Okay, so and this also gives me a benchmark of where you're like I'm trying to memorize what your angle is here when you're starting to feel that. Okay. So that's what makes this such a great assessment is because I am able to isolate the stretch to the glutes. And now I'm going into into doing some more body work.
So right there I was doing some work with my heel into the anterior glutes and the TFL, working them into short, we would say. So I'm shortening them with the compression. And then, I will move to the posterior glutes by treating them with the hip over the knee technique. So that's getting compression on the glutes while I shorten them. And this is a great sequence.
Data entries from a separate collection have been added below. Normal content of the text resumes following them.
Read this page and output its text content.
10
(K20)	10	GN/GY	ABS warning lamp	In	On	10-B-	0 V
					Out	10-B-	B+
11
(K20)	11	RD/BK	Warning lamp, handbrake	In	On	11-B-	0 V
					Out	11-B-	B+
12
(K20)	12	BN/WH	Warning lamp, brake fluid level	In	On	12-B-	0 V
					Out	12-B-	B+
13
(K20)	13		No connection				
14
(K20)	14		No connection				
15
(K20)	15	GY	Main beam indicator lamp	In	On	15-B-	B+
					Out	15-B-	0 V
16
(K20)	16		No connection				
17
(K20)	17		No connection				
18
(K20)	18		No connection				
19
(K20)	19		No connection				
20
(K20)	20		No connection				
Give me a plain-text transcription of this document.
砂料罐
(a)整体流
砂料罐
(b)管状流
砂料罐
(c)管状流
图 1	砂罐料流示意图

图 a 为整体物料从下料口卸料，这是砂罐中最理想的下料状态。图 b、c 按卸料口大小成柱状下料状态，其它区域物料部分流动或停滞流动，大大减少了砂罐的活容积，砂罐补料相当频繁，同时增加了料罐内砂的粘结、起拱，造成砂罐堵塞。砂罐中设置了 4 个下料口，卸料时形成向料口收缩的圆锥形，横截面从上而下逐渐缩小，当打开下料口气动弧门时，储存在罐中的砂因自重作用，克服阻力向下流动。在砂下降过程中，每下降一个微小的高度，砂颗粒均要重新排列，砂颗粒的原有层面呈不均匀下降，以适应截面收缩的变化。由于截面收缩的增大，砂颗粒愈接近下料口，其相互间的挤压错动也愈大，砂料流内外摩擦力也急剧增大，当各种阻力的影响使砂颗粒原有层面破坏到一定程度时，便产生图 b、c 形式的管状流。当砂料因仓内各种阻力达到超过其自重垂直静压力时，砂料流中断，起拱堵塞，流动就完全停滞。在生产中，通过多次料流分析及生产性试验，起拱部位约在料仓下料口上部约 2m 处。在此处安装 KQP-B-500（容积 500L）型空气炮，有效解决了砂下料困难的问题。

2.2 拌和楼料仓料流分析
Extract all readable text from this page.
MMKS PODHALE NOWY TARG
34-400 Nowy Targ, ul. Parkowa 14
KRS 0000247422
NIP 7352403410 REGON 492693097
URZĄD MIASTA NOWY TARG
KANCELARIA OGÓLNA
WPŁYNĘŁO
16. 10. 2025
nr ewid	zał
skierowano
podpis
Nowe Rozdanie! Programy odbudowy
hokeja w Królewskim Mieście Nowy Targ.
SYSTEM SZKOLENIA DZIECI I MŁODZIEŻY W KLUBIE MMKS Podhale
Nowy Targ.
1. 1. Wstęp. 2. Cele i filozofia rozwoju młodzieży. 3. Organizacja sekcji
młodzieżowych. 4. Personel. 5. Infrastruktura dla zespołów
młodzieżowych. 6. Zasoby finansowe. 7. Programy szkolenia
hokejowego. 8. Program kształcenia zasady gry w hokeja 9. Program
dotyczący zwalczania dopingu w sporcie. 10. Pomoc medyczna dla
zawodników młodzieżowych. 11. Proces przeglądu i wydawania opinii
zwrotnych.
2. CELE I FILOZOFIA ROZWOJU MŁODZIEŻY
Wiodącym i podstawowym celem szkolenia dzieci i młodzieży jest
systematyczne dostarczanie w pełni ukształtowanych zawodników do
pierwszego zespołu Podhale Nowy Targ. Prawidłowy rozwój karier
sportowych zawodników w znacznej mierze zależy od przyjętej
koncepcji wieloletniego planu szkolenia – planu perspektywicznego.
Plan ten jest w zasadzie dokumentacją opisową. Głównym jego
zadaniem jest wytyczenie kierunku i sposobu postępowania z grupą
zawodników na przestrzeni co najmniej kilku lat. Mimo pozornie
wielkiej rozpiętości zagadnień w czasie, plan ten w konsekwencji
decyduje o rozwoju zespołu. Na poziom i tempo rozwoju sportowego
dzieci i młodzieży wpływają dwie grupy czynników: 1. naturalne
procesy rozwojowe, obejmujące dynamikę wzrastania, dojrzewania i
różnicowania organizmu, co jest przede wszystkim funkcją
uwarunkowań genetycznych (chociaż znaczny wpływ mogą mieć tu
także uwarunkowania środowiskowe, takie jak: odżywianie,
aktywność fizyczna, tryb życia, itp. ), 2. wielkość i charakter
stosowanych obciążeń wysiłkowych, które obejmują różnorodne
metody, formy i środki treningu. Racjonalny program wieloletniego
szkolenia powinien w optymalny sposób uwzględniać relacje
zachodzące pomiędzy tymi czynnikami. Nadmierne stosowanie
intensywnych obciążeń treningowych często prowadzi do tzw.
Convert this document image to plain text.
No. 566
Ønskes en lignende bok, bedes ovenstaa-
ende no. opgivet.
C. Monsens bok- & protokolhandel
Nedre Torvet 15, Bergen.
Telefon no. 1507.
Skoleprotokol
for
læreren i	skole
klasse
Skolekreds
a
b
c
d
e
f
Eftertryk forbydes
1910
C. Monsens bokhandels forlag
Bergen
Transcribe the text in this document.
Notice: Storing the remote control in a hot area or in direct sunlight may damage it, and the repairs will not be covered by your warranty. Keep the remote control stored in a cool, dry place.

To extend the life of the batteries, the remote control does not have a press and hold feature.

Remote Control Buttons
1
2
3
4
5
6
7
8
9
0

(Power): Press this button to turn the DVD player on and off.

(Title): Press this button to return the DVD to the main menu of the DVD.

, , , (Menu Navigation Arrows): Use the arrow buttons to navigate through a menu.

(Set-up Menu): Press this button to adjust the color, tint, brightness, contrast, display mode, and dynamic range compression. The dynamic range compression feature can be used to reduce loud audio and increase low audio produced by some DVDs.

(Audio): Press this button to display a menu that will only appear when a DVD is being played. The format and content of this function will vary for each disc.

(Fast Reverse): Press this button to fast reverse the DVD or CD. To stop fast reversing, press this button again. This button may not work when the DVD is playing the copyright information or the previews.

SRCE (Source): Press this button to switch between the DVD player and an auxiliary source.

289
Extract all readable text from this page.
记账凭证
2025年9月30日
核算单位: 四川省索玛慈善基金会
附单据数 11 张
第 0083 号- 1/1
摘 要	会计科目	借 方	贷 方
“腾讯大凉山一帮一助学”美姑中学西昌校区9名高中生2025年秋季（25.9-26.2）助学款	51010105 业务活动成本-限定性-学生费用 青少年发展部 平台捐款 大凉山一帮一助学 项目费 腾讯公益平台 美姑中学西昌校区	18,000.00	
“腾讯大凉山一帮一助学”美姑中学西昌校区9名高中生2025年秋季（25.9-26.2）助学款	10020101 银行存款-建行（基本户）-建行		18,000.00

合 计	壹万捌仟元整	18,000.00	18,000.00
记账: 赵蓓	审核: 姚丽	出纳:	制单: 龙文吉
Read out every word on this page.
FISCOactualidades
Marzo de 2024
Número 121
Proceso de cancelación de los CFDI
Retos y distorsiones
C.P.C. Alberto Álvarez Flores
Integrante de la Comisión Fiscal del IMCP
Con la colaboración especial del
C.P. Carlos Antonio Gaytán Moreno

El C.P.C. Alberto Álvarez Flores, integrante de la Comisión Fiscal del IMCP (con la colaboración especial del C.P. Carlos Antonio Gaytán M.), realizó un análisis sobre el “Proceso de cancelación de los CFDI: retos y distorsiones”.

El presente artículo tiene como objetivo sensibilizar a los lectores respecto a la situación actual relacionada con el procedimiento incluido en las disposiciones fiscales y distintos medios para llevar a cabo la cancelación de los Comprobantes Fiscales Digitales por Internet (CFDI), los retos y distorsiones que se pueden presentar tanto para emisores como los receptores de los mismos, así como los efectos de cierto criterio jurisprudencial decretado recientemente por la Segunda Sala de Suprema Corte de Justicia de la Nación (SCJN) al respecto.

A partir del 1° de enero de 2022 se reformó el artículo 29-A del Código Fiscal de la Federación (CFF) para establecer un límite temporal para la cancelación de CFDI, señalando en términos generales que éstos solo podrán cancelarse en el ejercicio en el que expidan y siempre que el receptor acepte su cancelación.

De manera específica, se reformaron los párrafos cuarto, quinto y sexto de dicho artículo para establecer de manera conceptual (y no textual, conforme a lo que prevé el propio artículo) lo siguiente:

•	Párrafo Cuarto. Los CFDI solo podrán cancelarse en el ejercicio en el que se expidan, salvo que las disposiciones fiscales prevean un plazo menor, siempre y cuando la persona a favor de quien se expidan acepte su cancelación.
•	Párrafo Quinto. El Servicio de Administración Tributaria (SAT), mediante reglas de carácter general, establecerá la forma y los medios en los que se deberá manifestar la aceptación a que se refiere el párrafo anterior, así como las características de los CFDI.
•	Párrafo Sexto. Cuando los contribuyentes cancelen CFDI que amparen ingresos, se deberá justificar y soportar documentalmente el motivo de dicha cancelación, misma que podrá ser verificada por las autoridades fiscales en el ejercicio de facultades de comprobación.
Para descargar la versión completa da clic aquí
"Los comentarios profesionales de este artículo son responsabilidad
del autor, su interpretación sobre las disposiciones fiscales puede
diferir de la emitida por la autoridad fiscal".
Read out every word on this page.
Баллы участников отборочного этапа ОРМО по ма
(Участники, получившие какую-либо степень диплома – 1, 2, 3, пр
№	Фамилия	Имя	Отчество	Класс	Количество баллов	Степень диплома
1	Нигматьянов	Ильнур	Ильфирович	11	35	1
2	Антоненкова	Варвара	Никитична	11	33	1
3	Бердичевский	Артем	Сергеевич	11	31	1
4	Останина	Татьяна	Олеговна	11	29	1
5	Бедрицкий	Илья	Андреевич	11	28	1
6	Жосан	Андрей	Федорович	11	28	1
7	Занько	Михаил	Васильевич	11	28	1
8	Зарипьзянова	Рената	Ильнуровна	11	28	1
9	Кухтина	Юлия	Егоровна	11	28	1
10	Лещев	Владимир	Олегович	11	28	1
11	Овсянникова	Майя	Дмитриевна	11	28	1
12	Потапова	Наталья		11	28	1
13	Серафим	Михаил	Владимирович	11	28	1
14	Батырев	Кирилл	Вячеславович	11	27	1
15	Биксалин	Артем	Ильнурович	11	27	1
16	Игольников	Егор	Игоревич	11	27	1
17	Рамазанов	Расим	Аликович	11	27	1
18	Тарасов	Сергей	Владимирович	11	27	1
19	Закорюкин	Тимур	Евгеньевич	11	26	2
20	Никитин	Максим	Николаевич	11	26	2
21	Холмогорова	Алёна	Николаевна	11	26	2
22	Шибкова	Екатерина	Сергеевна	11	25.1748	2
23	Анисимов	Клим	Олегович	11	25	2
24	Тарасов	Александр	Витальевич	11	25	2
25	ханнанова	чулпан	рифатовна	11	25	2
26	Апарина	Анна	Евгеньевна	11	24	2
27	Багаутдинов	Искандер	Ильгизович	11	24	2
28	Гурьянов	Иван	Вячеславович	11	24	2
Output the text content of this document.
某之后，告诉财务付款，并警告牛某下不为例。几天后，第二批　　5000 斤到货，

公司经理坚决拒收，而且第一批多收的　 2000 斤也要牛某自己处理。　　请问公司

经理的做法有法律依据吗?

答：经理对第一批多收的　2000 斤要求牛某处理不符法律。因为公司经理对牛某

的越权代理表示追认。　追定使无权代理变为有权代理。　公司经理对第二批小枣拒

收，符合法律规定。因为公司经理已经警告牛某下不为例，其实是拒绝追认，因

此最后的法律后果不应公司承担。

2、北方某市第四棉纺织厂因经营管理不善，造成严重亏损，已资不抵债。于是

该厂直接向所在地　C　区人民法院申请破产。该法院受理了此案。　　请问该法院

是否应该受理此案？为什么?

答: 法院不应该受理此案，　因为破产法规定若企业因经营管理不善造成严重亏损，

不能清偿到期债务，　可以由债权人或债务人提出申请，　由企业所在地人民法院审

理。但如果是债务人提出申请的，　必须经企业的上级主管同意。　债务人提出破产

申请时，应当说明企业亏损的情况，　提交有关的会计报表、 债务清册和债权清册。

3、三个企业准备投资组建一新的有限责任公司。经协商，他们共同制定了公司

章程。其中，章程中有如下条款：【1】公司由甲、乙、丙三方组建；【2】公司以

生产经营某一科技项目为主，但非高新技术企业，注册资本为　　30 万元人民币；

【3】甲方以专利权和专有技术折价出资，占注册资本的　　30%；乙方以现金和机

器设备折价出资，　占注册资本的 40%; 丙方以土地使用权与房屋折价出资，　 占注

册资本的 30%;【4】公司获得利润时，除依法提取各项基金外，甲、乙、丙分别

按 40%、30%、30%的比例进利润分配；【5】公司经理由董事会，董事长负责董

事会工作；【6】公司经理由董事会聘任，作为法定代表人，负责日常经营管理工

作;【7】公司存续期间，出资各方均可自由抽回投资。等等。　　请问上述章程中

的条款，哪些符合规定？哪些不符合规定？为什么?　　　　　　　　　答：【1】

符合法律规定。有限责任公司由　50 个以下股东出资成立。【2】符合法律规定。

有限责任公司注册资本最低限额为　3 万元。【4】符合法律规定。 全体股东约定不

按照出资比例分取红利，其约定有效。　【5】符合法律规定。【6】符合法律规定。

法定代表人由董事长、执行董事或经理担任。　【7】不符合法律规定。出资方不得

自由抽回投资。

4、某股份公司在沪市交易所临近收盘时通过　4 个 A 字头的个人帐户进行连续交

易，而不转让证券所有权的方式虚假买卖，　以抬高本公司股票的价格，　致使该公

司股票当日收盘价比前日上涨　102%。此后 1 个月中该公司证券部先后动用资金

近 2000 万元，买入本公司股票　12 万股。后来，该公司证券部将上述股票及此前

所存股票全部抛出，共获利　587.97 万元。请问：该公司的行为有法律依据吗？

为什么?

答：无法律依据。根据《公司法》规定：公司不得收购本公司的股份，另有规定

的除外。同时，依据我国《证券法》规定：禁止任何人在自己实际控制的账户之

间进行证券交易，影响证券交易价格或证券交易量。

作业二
This is part of the lower body CTB protocol. This is a great sequence for treating the glutes initially in supine. And the next part will be I will come into a crossover stretch again, but this time as a resolving stretch for this work that I've just done in the glutes. And I will do it using contract relax. okay now go ahead and push out into me yeah hold that inhale so part one of contract relax stretching is she will contract the muscle usually 10 to 20 percent effort just enough to engage the muscle she will hold that contraction with an inhale for five to seven seconds and then Then she will
exhale and relax the muscle and then then I take her into a passive stretch Okay,
what do you feel?
Maybe just a teeny bit on the outside of my cat. Okay, so it's we've already improved the range and I took that knee So you could see that that was quite an improvement in range of motion and with less of the sensation she was getting a bit In the lateral leg at at the end of that stretch So that shows that many of the trigger points have been reduced in range resolved in the glutes through that work on the glutes.
Now we jump to the end of the session after I did more work on her adductors, glutes, QLs, then I'll come back down and I'll use the crossover stretch again as a resolving stretch at the end of the session. And I'll do a contract relax style again, but this time I'm gonna add vibration. So using contract relax stretch with adding vibration is a really great way of treating trigger points, because what you're able to do, the vibration enhances the contract relax stretch, you're adding a neurological distraction while you're stretching and that masks the habitual pain response from the trigger point fibers that are going to stretch and it lets you take them into a further stretch. stretch that will further reduce the trigger points in those fibers. So I'm letting her hip right up here because they don't have enough hands to hold her hip down as I use the tool and and move her leg and I'm not so concerned.
I'm not using this as a as a test or as an assessment really anymore I'm using it as a resolving strategy and it's much better for me to use the vibration to get some extra resolution of trigger point fibers rather than holding down her hip. So she's still getting a strong stretch on those glute fibers.